Die nigerianische Landwirtschaft, die in den 1960er Jahren einen Boom erlebte, soll nun mit aufwendigen Förderprogrammen der Regierung revitalisiert werden. Die Herausforderungen sind dabei enorm. Die nigerianische Landwirtschaft ist geprägt von Kleinbauerntum und Subsistenzwirtschaft. Im Schnitt verfügt ein Bauer über ein drei Hektar großes Stück Land, der Zugang zu mehr Land ist oft nur in begrenzten Maße möglich. Des Weiteren ist der eingeschränkte Zugang zu Finanzierungsmöglichkeiten eine große Hürde, 2018 wurden weniger als vier Prozent der vergebenen Kredite an Landwirte vergeben. Die große Abhängigkeit von einer regengespeisten Bewässerung, eine begrenze Akzeptanz moderner Technologien, unzureichende Lagermöglichkeiten und der schlechte Zugang zu Märkten führten dazu, dass der Agrarsektor hinter seinen Möglichkeiten zurückbleibt.
In den vergangenen Jahren hat eine steigende Anzahl von Agritech-Unternehmen begonnen, zunehmend auf die besonderen Herausforderungen abgestimmte digitale Lösungen anzubieten.

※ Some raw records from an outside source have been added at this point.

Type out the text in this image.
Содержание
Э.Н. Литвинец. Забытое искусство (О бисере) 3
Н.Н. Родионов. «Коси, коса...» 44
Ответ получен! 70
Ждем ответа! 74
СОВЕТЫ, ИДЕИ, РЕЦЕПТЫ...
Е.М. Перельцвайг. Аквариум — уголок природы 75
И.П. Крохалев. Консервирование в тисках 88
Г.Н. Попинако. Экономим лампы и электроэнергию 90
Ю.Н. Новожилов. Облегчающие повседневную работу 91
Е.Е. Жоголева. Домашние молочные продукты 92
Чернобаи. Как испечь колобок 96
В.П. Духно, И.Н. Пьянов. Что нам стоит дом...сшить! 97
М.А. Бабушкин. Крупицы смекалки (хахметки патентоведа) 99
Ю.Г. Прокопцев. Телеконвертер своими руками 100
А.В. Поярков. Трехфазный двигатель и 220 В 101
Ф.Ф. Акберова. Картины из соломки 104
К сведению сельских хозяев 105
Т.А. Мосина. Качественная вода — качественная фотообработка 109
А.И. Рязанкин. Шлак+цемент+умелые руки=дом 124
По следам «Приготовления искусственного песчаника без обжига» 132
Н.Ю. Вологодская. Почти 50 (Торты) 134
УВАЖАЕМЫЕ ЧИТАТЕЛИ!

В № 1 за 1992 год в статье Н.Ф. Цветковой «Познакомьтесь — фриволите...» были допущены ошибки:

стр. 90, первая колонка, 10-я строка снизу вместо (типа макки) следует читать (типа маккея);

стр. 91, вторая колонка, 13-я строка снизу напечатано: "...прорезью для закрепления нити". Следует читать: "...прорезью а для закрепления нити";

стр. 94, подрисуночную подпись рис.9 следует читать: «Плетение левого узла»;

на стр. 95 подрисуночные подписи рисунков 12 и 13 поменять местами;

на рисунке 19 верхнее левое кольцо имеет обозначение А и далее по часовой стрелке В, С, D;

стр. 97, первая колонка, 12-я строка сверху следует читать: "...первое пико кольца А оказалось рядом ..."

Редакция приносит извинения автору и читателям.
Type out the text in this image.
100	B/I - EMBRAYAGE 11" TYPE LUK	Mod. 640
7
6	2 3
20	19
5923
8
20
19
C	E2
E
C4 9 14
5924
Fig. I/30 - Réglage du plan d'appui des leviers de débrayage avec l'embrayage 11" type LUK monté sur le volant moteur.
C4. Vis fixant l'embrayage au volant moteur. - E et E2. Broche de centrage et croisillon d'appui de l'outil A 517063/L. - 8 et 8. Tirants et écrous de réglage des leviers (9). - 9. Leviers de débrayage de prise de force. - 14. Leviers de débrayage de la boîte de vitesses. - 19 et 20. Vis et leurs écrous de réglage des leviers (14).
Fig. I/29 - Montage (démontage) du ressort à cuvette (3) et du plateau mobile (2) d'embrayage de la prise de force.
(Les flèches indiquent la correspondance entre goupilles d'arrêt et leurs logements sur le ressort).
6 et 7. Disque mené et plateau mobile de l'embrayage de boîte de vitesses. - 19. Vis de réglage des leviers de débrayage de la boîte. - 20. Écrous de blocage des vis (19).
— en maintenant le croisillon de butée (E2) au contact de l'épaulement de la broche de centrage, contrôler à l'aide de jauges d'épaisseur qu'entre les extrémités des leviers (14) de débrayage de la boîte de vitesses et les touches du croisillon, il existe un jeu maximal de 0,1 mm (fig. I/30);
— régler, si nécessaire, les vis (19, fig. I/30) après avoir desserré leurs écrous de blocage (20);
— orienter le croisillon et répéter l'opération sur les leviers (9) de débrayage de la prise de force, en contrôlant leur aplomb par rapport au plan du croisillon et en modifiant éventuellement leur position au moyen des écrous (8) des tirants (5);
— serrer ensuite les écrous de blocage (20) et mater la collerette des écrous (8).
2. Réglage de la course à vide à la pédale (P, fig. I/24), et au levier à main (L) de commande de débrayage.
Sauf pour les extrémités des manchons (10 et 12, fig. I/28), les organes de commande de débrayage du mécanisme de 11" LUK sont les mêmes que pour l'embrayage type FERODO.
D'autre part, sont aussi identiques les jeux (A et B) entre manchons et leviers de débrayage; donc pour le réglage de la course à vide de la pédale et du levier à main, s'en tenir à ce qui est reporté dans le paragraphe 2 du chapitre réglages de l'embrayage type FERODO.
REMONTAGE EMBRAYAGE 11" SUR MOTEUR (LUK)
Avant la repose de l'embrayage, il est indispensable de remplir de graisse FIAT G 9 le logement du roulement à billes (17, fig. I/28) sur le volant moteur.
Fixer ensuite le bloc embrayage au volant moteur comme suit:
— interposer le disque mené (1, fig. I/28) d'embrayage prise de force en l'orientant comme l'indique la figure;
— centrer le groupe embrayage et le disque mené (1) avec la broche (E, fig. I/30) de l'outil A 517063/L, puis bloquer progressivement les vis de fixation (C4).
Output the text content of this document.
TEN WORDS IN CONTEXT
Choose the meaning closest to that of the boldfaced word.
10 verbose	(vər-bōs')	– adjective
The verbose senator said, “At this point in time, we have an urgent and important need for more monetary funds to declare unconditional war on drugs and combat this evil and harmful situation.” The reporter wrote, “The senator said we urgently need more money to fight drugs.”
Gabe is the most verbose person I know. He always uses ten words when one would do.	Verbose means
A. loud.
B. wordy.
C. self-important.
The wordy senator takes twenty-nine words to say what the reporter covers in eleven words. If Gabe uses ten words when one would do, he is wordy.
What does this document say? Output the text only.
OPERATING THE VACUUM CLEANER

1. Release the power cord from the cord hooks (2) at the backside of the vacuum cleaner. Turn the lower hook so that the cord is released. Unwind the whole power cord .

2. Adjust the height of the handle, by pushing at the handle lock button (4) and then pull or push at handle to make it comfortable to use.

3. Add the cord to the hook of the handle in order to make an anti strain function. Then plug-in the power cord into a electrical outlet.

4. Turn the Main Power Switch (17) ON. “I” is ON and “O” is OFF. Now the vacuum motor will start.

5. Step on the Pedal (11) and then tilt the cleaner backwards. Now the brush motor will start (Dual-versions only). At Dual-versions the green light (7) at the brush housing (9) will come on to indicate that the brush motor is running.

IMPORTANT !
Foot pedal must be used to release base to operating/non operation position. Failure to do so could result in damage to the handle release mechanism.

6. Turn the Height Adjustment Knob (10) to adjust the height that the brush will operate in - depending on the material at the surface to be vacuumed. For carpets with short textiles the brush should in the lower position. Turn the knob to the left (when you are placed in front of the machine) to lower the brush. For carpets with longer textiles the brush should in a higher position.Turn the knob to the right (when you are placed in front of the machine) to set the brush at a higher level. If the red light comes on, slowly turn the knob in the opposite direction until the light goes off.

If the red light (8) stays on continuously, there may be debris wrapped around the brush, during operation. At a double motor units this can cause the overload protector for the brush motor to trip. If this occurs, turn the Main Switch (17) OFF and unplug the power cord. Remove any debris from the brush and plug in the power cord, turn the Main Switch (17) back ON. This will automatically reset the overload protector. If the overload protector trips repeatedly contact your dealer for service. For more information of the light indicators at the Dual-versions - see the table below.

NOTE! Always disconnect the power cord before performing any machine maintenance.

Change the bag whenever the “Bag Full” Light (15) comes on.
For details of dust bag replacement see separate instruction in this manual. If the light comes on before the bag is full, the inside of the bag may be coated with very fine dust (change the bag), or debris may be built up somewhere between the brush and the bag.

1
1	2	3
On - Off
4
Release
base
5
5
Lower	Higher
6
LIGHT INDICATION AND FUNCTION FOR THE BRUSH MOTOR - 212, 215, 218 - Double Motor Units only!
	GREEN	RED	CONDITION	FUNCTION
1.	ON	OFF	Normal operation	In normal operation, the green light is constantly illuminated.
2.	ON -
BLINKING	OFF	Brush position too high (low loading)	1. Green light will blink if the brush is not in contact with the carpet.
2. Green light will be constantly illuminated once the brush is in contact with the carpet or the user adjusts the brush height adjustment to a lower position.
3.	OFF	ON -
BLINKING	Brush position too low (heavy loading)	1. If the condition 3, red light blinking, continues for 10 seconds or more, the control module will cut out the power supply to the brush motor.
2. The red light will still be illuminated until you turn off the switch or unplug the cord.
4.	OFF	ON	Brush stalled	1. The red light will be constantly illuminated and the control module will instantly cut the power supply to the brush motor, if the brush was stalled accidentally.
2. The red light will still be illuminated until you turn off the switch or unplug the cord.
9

Dazu gehören eine Verbesserung des Zugangs zu Finanzierungsmöglichkeiten (zum Beispiel Crop2Cash, Thrive Agric), zu Betriebsmitteln (beispielsweise qualitativ hochwertiges Saatgut) und Düngemitteln, Insektiziden und Pestiziden sowie zu Ausrüstungen (darunter BeatDrone, Hello Tractor). Zudem werden eine Reihe von Beratungsdienstleistungen angeboten, die auf eine Verbesserung von Anbaumethoden oder den Zugang zu Märkten abzielen, indem sie Farmer mit Verbrauchern zusammenbringen (unter anderem TradeBuza, Verdant AgriTech). Ob und wann die meisten Kleinbauern allerdings über die Finanzierung und die entsprechenden digitalen Fähigkeiten verfügen, um beispielsweise Precision-Farming, Precision-Livestock-Farming oder Smart-Farming-Technologien nutzen zu können, bleibt abzuwarten.